Local alternatives: Ember and SillyTavern + your own model
If privacy is the dealbreaker, the only architecture that structurally solves it is running the model on your own machine. When the AI runs locally, your chats never leave your computer — there is no server, no staff, no policy to trust, because there’s no one on the other end. The loopback API lives at 127.0.0.1:11434 and nothing it touches goes to the internet.
Two main paths:
-
SillyTavern + your own model (the tinkerer’s route). SillyTavern is the power-user frontend the Janitor/CAI crowd migrates to. Point it at a local backend (Ollama, KoboldCpp) running an uncensored open-weight model and you get deep memory, character cards, and zero logging. Our SillyTavern + Ollama setup guide walks the whole thing, and the best uncensored local AI models page covers which weights actually behave like a companion. Install Ollama with one line:
curl -fsSL https://ollama.com/install.sh | shthen pull a model and chat with
ollama run <model>. Look for Q4_K_M quantizations to fit comfortably in consumer VRAM. -
Ember (the no-tinkering route). If you want the privacy of local without assembling a frontend, model, and backend yourself, Ember is a packaged, uncensored companion that runs 100% on your own machine via Ollama — bought once, no subscription, no cloud account. Same privacy guarantee, far less setup.

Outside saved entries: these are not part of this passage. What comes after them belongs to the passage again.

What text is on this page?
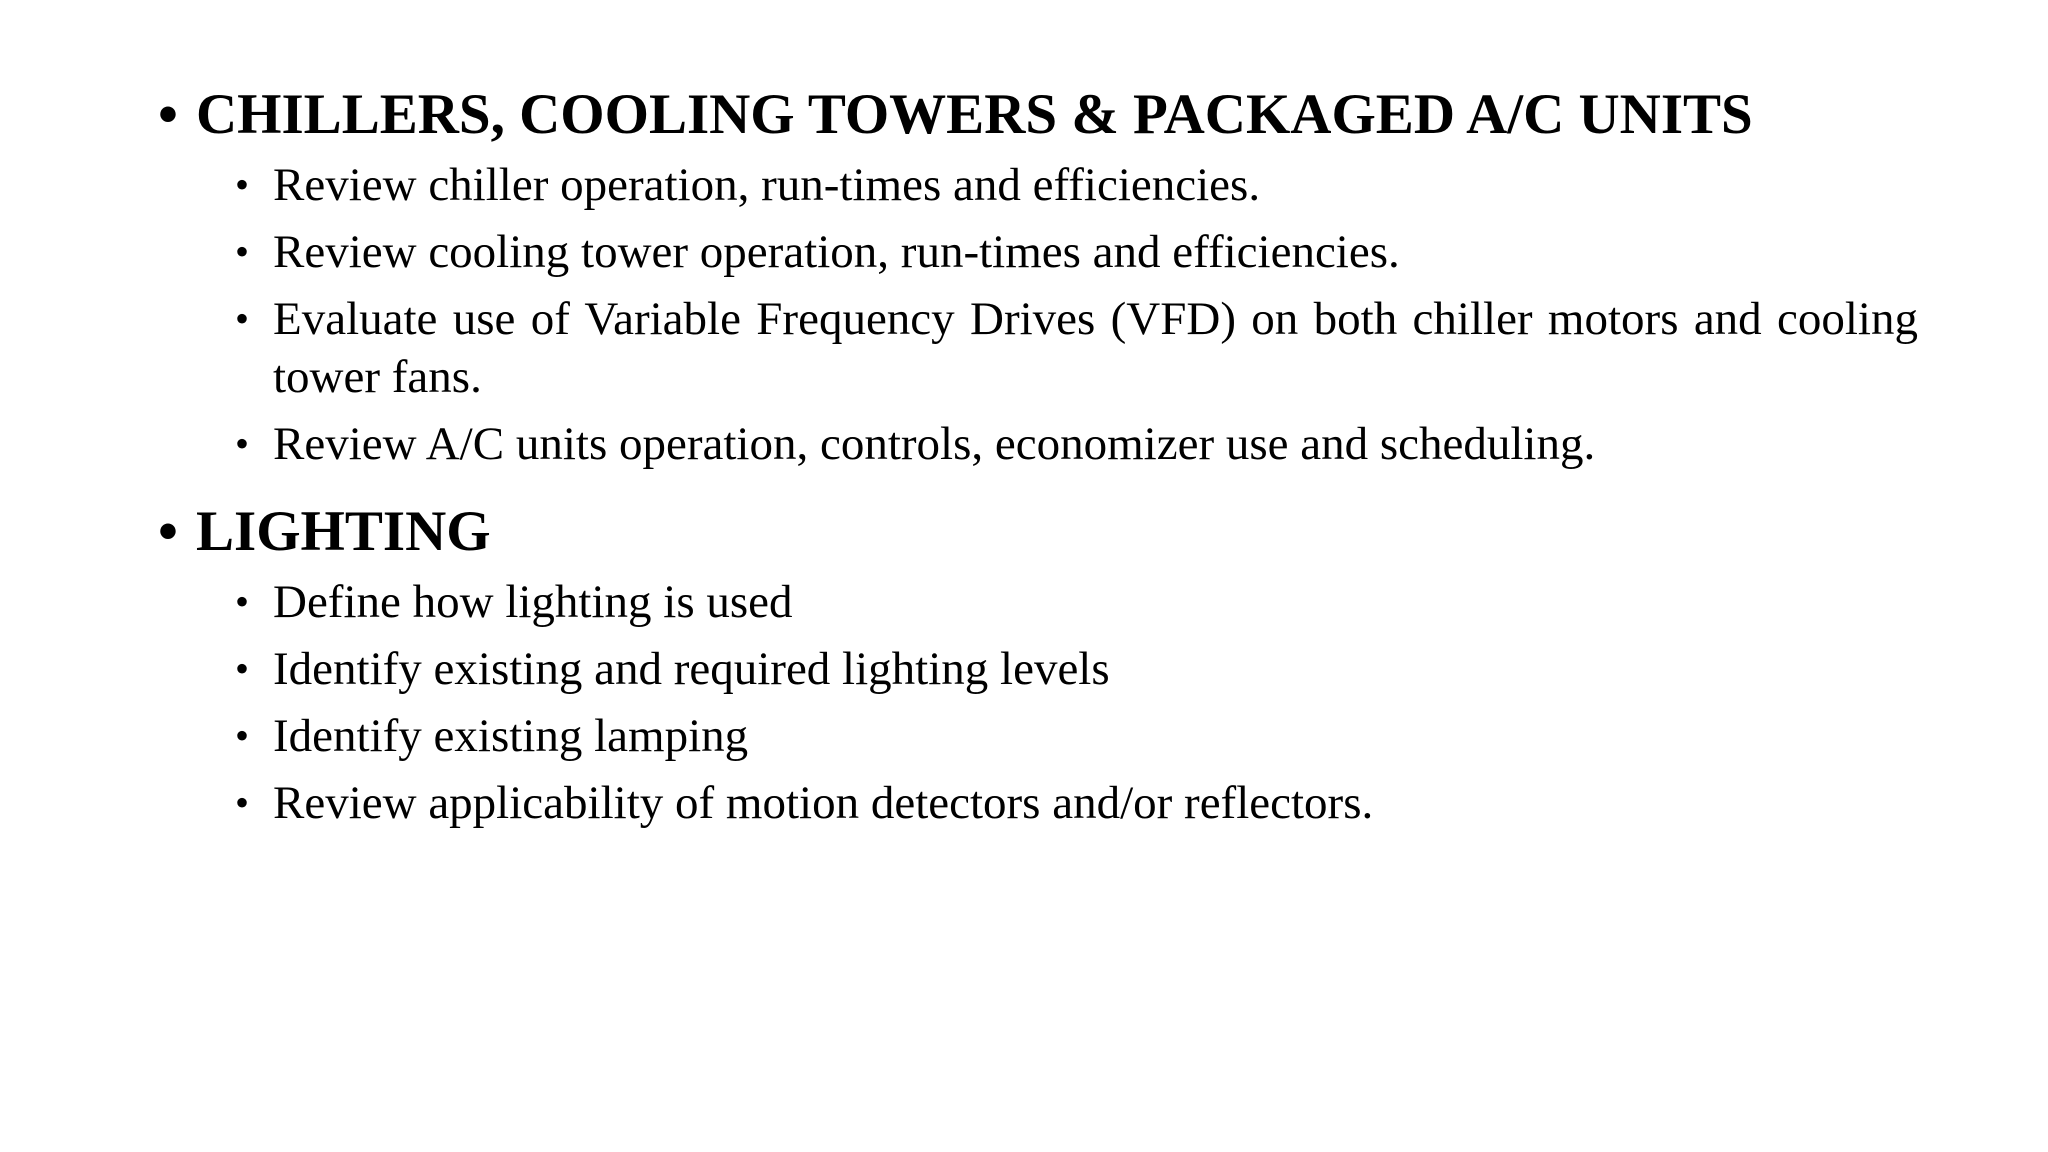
• CHILLERS, COOLING TOWERS & PACKAGED A/C UNITS
• Review chiller operation, run-times and efficiencies.
• Review cooling tower operation, run-times and efficiencies.
• Evaluate use of Variable Frequency Drives (VFD) on both chiller motors and cooling tower fans.
• Review A/C units operation, controls, economizer use and scheduling.
• LIGHTING
• Define how lighting is used
• Identify existing and required lighting levels
• Identify existing lamping
• Review applicability of motion detectors and/or reflectors.
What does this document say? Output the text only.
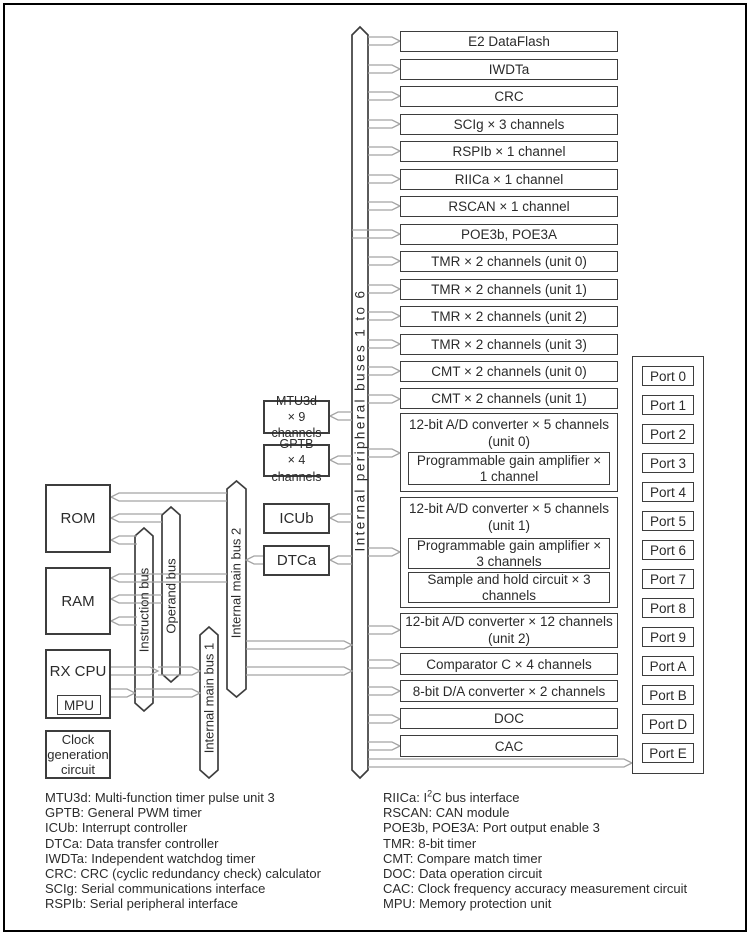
Instruction bus Operand bus
Internal main bus 1
Internal main bus 2
Internal peripheral buses 1 to 6
ROM
RAM
RX CPU
MPU
Clock generation circuit
MTU3d
× 9 channels
GPTB
× 4 channels
ICUb
DTCa
E2 DataFlash
IWDTa
CRC
SCIg × 3 channels
RSPIb × 1 channel
RIICa × 1 channel
RSCAN × 1 channel
POE3b, POE3A
TMR × 2 channels (unit 0)
TMR × 2 channels (unit 1)
TMR × 2 channels (unit 2)
TMR × 2 channels (unit 3)
CMT × 2 channels (unit 0)
CMT × 2 channels (unit 1)
12-bit A/D converter × 5 channels
(unit 0)
Programmable gain amplifier × 1 channel
12-bit A/D converter × 5 channels
(unit 1)
Programmable gain amplifier × 3 channels
Sample and hold circuit × 3 channels
12-bit A/D converter × 12 channels
(unit 2)
Comparator C × 4 channels
8-bit D/A converter × 2 channels
DOC
CAC
Port 0
Port 1
Port 2
Port 3
Port 4
Port 5
Port 6
Port 7
Port 8
Port 9
Port A
Port B
Port D
Port E
MTU3d: Multi-function timer pulse unit 3
GPTB: General PWM timer
ICUb: Interrupt controller
DTCa: Data transfer controller
IWDTa: Independent watchdog timer
CRC: CRC (cyclic redundancy check) calculator
SCIg: Serial communications interface
RSPIb: Serial peripheral interface
RIICa: $I^2C$ bus interface
RSCAN: CAN module
POE3b, POE3A: Port output enable 3
TMR: 8-bit timer
CMT: Compare match timer
DOC: Data operation circuit
CAC: Clock frequency accuracy measurement circuit
MPU: Memory protection unit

New to all of this? Start with how to run AI locally for the lay of the land — VRAM, models, and what your hardware can handle.
The private-hosted alternative: Freya
Local is the gold standard for privacy, but it needs a capable GPU and a little patience. If you don’t have the hardware — or you want it working in the next two minutes — the next-best move is a hosted companion built privacy-first from the start, rather than an ad-driven app retrofitting privacy after the fact. That’s the niche Freya fills: zero setup, no GPU required, no install — for the reader who wants it now and is fine with hosted, as long as the product isn’t quietly selling behavioral data to advertisers. It won’t beat true on-device privacy (nothing hosted can), but it’s a categorically different proposition than an ad-supported app under FTC scrutiny.
Pointing a frontend at your own local backend
The mechanic that makes the local route click: frontend and model are separate. SillyTavern (or Open WebUI, or any OpenAI-compatible client) is just a UI. The model runs in Ollama or KoboldCpp on 127.0.0.1. In your frontend’s connection settings you choose a local/OpenAI-compatible API type and point it at the loopback address and port — for Ollama, http://127.0.0.1:11434. That’s it: the pretty interface you like, talking to a brain that lives on your own SSD. Because the traffic never leaves localhost, there’s literally no proxy operator, no company, and no staff in the loop to read anything.
How to migrate your characters
The good news for anyone leaving: your characters are portable. The community has standardized on the character card format (PNG cards with embedded JSON, or .json definitions) that both Character.AI exporters and Janitor AI cards largely conform to. Migration looks like:
- Export or rebuild the persona — copy the character’s name, description, personality, scenario, and example dialogue into a card. (CAI doesn’t offer a clean one-click export, so most people reconstruct from the character’s definition; Janitor cards download directly.)
- Import into SillyTavern — drag the card into the character panel. Done.
- Recreate the memory — paste your favorite remembered facts into the character’s persistent memory / author’s note so continuity survives the move.
- Pick a model that matches your VRAM and vibe, and start chatting locally.
You lose the platform; you keep the character — and this time the model is yours, the memory is yours, and the only person who can read the conversation is you.
Whether you want the full ownership of running a companion on your own machine, or a hosted companion that was private by design instead of an afterthought, there’s a clean exit from the “can staff read my chats?” question — and it doesn’t involve trusting another policy that can quietly change next quarter.